Фейерверк снова бахнул куда-то под Вероникину диафрагму. Она стояла в своей гардеробной, где кашемировые костюмы Лоро Пьяна, и шелковые платья Брунелло Кучинелли, и даже бриллиантовые колье совсем разучились радовать Веронику – они умудрялись стариться и тускнеть, как только их вынимали из коробок, и вдруг Вероника заметила через окно, что земля в самшитовой роще, огибающей замок, покрыта действительно очень красивыми подснежниками, как если бы Вероникин голый черный комод накрыли вязанными крючком бабушкиными салфетками.

Вачик был Вероникиным одноклассником. В школе он не особенно на нее заглядывался, хотя всегда нравился ей – широкий, не слишком высокий, со сверкающей, как расплавленный битум, недобритой черной щетиной, с коричневой гладкой спиной, от вида которой у Вероники лопалось что-то горячим соком внизу живота, когда они после уроков бегали нырять с волнореза за мидиями.

Она всегда знала, что он, армянин, никогда не женится на ней, русской девочке из неполной семьи.

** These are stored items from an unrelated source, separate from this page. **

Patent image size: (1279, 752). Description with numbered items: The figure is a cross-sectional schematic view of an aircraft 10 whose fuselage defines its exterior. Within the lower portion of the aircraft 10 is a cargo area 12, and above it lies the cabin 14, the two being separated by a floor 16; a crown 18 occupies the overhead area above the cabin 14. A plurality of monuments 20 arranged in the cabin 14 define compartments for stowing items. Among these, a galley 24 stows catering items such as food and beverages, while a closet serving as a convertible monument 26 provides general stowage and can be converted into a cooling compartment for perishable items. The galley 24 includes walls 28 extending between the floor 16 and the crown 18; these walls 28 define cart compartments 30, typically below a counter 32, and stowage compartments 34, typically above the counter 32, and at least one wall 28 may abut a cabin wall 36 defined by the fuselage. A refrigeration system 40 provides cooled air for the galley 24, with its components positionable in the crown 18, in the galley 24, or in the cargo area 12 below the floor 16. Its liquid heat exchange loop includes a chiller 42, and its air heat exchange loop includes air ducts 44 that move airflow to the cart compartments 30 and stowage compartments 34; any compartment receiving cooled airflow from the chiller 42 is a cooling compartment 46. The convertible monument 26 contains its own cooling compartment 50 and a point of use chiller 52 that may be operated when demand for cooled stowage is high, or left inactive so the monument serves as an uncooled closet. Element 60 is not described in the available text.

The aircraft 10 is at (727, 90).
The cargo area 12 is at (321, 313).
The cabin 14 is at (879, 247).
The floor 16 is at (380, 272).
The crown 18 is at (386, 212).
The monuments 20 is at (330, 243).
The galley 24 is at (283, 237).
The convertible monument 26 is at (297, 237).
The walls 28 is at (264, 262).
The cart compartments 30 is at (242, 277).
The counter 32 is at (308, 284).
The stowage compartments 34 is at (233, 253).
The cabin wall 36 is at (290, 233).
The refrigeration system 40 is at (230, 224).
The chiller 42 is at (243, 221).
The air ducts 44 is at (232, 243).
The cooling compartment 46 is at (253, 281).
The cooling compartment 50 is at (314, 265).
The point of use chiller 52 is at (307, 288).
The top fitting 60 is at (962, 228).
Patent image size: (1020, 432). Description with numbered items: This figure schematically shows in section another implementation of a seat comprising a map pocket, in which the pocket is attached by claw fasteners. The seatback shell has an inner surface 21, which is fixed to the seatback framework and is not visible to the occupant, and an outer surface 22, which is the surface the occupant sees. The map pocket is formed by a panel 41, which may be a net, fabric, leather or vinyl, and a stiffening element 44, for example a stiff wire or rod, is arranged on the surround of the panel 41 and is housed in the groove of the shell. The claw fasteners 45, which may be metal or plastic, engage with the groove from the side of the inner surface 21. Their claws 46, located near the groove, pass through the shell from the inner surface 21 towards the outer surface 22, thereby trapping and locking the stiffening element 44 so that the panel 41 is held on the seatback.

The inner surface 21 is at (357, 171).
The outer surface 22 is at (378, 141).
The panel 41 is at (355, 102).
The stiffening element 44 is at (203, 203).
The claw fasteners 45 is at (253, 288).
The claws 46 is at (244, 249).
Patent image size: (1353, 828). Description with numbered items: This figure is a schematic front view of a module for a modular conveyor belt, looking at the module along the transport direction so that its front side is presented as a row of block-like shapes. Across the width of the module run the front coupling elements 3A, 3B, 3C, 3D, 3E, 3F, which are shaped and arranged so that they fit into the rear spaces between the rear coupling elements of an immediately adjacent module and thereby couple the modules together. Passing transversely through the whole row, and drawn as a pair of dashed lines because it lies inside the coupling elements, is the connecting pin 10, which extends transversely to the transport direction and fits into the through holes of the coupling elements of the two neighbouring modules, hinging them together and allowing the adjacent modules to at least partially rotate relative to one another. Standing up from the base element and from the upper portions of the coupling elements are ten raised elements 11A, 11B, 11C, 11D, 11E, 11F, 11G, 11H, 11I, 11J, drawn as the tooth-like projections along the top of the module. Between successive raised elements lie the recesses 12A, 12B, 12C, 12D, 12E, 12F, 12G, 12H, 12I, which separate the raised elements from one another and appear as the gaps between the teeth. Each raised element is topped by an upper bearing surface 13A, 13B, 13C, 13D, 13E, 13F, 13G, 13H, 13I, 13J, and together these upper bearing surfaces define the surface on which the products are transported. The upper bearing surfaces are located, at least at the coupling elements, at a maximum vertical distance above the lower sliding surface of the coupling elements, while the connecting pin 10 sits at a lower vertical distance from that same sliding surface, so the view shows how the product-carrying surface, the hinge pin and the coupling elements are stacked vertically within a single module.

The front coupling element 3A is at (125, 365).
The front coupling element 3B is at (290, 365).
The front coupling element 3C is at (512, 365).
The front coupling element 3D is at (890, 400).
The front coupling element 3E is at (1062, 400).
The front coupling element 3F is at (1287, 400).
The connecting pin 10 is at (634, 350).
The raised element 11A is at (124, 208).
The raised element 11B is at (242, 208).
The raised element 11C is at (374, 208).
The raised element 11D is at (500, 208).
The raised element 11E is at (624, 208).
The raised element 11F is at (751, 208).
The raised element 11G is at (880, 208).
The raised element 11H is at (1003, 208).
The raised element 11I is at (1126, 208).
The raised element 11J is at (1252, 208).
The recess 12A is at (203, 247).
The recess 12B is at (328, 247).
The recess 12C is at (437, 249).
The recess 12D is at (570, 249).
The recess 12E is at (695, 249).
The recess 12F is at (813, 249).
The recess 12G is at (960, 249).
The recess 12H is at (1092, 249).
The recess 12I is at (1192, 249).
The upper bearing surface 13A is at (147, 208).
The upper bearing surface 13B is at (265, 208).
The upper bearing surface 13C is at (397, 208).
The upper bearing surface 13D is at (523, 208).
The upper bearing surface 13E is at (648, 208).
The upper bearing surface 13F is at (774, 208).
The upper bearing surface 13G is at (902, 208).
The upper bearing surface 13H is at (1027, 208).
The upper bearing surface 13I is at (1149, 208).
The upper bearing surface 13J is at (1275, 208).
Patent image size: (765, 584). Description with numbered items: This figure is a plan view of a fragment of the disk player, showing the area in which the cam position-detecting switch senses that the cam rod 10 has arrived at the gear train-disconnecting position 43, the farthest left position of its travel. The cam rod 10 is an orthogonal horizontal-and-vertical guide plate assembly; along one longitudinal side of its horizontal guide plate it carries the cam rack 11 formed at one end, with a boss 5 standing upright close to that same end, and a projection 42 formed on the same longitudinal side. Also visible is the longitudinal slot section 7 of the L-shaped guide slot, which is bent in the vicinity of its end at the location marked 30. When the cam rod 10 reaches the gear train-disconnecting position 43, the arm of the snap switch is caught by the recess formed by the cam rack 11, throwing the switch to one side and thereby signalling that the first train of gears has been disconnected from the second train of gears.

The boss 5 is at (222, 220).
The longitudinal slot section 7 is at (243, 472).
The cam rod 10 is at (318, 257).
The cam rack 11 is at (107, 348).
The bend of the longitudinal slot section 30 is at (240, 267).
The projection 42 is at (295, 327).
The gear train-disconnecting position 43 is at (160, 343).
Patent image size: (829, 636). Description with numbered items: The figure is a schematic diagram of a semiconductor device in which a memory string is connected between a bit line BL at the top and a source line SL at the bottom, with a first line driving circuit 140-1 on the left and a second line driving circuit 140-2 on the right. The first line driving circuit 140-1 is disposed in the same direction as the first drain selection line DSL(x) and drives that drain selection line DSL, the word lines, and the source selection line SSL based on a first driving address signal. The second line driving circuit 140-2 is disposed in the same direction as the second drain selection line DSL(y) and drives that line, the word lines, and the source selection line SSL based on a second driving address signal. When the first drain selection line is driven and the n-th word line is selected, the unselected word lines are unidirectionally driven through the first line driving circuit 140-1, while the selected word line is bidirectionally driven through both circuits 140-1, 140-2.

Но через несколько лет, когда она уже работала парикмахером и ей было уже неважно, женится он или нет, а просто хотелось расцарапать его рельефную спину своими длинными накладными ногтями, расписанными цветочками, они встретились в кабаке, и он подливал ей ликер «Амаретто», а потом посадил в свою белоснежную девяносто девятую и повез кататься в Поляну.

В машине пахло Вачикиным ядреным потом и ежевичным освежителем воздуха. До Поляны они не доехали. Вачик остановил машину на смотровой площадке у водопада, нашарил на заднем сиденье какой-то плед, молча взял Веронику за руку и повел ее в лес.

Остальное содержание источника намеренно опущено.